Her “feeling sad” post on Saturday was accompanied by photos of her truck with a damaged and burnt windshield – it had received 23,000 “likes”, 23,000 comments and was shared 11,715 times by yesterday.
Mobile phones are among items that people have been warned not to leave in the sun because the heat can damage their electronics and/or cause the battery to explode.
Other items susceptible to damage if exposed to prolonged heat included power banks, especially those with lithium-ion batteries, as well as lighters and aerosol sprays.
Ying Yupa Anan’s sad post came as the Disease Control Department again issued a warning that seven groups are at most risk of heatstroke.
They are: children under five, the elderly, people with chronic diseases, obese people, those who lack adequate rest, heavy drinkers plus those working in the sun for long periods. Those people in particular are being advised to stay hydrated and not to be outside in the scorching sun for too long.
Common symptoms of heatstroke are fatigue, loss of appetite, nausea, anxiety, headache, low-blood pressure and fainting.
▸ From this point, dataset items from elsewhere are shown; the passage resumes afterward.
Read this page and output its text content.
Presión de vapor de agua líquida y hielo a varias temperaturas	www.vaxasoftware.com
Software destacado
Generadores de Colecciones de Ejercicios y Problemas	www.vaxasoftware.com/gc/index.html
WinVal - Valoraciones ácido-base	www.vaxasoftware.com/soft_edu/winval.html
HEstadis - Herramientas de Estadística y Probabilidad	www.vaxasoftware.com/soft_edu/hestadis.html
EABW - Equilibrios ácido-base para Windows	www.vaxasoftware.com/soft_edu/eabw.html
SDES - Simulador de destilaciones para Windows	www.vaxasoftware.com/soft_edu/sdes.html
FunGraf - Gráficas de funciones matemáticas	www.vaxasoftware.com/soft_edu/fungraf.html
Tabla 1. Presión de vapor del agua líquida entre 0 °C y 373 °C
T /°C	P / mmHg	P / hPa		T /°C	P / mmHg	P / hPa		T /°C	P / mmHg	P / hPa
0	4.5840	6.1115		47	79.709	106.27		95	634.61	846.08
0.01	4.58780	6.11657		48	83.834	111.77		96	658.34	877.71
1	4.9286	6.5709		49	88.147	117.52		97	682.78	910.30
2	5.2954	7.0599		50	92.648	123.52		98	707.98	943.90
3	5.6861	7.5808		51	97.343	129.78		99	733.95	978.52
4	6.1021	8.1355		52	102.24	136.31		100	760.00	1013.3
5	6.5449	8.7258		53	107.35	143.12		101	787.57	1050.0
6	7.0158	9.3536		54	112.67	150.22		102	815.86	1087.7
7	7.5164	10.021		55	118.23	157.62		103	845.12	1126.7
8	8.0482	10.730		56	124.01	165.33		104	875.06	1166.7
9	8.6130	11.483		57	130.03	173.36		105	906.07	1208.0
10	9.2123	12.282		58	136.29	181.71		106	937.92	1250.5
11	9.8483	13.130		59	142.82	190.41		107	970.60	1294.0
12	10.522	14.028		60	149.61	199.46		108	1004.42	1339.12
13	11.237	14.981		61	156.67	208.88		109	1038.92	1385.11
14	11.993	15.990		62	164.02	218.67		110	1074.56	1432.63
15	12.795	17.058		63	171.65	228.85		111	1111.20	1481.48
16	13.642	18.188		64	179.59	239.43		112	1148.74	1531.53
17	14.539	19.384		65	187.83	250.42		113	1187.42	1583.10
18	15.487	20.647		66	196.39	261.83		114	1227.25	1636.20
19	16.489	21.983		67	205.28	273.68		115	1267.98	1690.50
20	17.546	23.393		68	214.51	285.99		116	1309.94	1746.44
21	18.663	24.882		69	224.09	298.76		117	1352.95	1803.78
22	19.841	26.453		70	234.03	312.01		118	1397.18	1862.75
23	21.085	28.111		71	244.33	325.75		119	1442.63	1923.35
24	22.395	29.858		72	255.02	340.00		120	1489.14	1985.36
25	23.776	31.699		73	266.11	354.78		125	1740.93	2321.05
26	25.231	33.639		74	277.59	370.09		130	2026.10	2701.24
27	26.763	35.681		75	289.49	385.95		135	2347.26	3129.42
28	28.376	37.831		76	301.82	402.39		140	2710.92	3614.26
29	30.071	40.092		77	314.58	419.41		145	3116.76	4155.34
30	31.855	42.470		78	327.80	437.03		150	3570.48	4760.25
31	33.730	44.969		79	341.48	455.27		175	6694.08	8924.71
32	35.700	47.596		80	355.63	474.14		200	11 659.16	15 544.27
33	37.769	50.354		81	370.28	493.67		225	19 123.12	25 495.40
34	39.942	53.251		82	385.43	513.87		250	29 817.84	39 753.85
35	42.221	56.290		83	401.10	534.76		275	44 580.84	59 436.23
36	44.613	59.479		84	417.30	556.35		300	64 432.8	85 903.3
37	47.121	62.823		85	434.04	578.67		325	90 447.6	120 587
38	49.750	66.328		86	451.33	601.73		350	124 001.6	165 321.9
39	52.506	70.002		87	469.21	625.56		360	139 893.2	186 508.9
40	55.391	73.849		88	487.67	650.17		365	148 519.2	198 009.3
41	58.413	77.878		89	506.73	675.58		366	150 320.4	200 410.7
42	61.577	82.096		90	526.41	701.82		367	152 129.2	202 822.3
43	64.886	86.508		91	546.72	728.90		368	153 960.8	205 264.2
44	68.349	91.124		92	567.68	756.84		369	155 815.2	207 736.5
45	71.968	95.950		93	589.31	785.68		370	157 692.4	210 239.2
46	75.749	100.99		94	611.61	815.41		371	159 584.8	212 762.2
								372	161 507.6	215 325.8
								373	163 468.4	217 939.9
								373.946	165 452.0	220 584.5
Without timely help, heatstroke can even prove fatal.
According to the Thai Meteorological Department, a pressure system known as a “thermal low” is covering upper Thailand and is likely to continue to do so for the rest of the week, while southerly and southeasterly winds prevail over the lower North, the Northeast, the Central, the East and the South regions.
These conditions combined mean that upper Thailand is likely to experience hot to very hot spells with possible outbreaks of “summer storms” – thundershowers with gusty winds, said the Department.
The maximum temperature in the 24 hours from midday yesterday was forecast to be 39-43C in the North, 35-42C in the Northeast, 39-42C in the Central area, 34-40C in the East and 37-40C for Bangkok and surrounding provinces.